Наши сеансы всегда заканчивались, на мой взгляд, слишком быстро, потому что Пьеро мог забирать меня из дома всего лишь на несколько часов, чтобы не вызвать подозрений. Через три недели, когда я истолкла в ступке, а затем и смешала все цвета в ее палитре, Сесилия Корнаро вручила мне поднос, на котором лежали листок бумаги и черный грифель.
– Нарисуй круг, – приказала она.
Изо дня в день я рисовала круги, пока наконец не научилась одним движением выводить безупречную окружность. Затем настал черед прямых линий. Затем пришлось рисовать тень от круга, когда свет падал на него с разных сторон и под разными углами. Угольный грифель истерся почти до основания, а я только и делала, что упражнялась в геометрии. И только вернувшись домой в Палаццо Эспаньол, я осмеливалась набрасывать скетчи великой художницы Сесилии Корнаро за работой. Я изображала ее в виде дикой кошки с непредсказуемым норовом, ловко орудующей кистью, зажатой в синем раздвоенном язычке.
Тем временем мой портрет, который писала художница, постепенно вызревал, обретая сходство с оригиналом, но Сесилия отказалась от него в пользу более «теоретической» работы, на которой мое лицо представало чем-то вроде аллегории. Затем она начала третий портрет. Сесилия Корнаро не придерживалась своих обязательств по сделке или, во всяком случае, выходила за пределы установленной Пьеро цены на нее.

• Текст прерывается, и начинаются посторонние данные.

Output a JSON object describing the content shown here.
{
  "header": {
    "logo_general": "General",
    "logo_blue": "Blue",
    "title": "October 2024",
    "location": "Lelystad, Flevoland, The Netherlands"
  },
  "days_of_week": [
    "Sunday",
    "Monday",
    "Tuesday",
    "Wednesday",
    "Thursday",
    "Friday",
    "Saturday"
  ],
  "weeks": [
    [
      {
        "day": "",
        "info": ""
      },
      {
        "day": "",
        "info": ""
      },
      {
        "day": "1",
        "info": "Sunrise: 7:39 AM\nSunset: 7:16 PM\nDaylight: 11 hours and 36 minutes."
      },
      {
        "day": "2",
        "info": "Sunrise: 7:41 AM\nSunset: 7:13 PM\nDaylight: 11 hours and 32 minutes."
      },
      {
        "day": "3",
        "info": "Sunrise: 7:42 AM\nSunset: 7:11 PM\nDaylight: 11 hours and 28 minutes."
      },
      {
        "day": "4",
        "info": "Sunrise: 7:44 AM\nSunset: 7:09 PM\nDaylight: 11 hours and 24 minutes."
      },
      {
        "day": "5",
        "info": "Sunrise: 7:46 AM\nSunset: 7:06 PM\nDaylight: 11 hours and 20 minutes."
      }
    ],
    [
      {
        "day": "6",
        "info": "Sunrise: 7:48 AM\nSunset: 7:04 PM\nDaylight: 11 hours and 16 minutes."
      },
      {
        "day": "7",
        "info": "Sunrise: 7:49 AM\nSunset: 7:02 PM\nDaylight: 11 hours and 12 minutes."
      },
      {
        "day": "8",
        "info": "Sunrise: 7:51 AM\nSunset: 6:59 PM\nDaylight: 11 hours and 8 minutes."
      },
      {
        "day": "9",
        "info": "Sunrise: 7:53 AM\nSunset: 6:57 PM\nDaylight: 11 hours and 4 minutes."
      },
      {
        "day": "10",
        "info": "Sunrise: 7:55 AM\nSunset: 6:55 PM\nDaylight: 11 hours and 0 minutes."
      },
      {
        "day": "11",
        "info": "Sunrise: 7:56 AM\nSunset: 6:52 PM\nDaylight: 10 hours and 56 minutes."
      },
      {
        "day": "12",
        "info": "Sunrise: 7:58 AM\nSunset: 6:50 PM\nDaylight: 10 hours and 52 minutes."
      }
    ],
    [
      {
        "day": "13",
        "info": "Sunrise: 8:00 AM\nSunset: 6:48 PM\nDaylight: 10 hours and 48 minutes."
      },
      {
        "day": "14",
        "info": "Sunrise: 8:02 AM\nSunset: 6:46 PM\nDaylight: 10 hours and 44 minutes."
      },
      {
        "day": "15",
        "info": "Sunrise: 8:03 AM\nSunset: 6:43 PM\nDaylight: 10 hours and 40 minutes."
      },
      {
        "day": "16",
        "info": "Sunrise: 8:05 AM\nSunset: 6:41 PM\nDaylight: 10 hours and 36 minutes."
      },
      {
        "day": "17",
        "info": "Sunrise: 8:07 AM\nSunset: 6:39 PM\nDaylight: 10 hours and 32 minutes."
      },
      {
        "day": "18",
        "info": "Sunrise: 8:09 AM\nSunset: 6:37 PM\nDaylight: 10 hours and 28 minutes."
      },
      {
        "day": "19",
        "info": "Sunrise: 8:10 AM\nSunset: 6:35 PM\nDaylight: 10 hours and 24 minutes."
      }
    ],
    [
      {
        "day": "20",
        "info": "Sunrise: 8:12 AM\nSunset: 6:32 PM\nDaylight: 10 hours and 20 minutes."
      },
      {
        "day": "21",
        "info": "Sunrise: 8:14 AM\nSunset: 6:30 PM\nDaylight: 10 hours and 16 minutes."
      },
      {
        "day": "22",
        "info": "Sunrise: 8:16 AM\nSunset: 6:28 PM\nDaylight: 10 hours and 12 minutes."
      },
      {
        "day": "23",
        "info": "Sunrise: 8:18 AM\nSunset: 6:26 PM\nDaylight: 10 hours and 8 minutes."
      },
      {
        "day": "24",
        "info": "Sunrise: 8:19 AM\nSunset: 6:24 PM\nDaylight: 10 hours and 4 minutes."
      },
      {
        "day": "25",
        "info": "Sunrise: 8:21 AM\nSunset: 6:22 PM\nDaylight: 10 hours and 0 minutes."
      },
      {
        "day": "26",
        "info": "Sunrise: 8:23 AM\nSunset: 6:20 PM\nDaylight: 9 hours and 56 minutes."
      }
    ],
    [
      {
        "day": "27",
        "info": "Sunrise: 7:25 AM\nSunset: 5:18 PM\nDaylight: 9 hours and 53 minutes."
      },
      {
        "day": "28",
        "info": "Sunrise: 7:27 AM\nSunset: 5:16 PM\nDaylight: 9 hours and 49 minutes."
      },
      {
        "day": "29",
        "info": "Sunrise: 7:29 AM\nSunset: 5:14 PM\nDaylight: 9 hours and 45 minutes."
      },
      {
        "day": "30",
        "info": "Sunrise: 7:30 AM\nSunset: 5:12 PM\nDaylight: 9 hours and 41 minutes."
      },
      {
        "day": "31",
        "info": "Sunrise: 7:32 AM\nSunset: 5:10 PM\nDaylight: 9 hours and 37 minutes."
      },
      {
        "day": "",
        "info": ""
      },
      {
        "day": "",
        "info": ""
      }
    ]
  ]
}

Пьеро, по обыкновению, принял мою сторону.
– Довольно уроков геометрии, Сесилия, – настаивал он. – Позволь Марчелле продемонстрировать тебе то, что она умеет!
Художница обернулась ко мне:
– Значит, добрый старый Пьеро всегда сражается вместо вас?
Сесилия Корнаро показала на стол, на котором я увидела белый лист, натянутый на раму, и коробочку с огрызками пастельных карандашей, некогда бывшими ее собственными инструментами.
– Думаю, краска слишком мокрая для тебя, – жестоко обронила она, и Пьеро немедленно вскочил на ноги, готовый обрушиться на нее с упреками.
Похоже, Сесилия пожалела о своих словах, хотя извиниться не захотела. По крайней мере она не стала сыпать соль на рану и продолжать подшучивать над моим ныне исчезнувшим недержанием. На лице ее отобразилось нечто вроде унылого раскаяния, как если бы она съела что-либо горькое. Мне почему-то показалось, что подобное выражение появляется у нее довольно часто. Затем она сменила тему.
– Ты можешь сама написать портрет. Твое пребывание здесь весьма непродолжительно, посему нет смысла смешивать масляные краски, которые засохнут в твое отсутствие. Итак, выбор очевиден – пастель. Это лучшее, что только можно придумать для человеческой кожи и горностая, самого тупого животного на свете. Но на этот счет тебе предстоит сделать собственные выводы, Марчелла. А теперь скажи мне, чей портрет ты хотела бы написать первым?
От коробочки с пастельными карандашами у меня на коленях исходил запах лекарств. Я заколебалась, чувствуя, как ее взгляд все больше преисполняется презрения.
Пьеро предложил:
– Я могу позировать Марчелле, о сладкоголосая моя, если это поможет.
Сесилия Корнаро зло ухмыльнулась:
– Пьеро, тебя не стоило рисовать, даже когда ты был молод. Все твои достоинства проистекают из твоего духа. Лучше захвати в следующий раз шоколадные пирожные. По крайней мере тогда твой визит нельзя будет считать совершенно уж напрасным.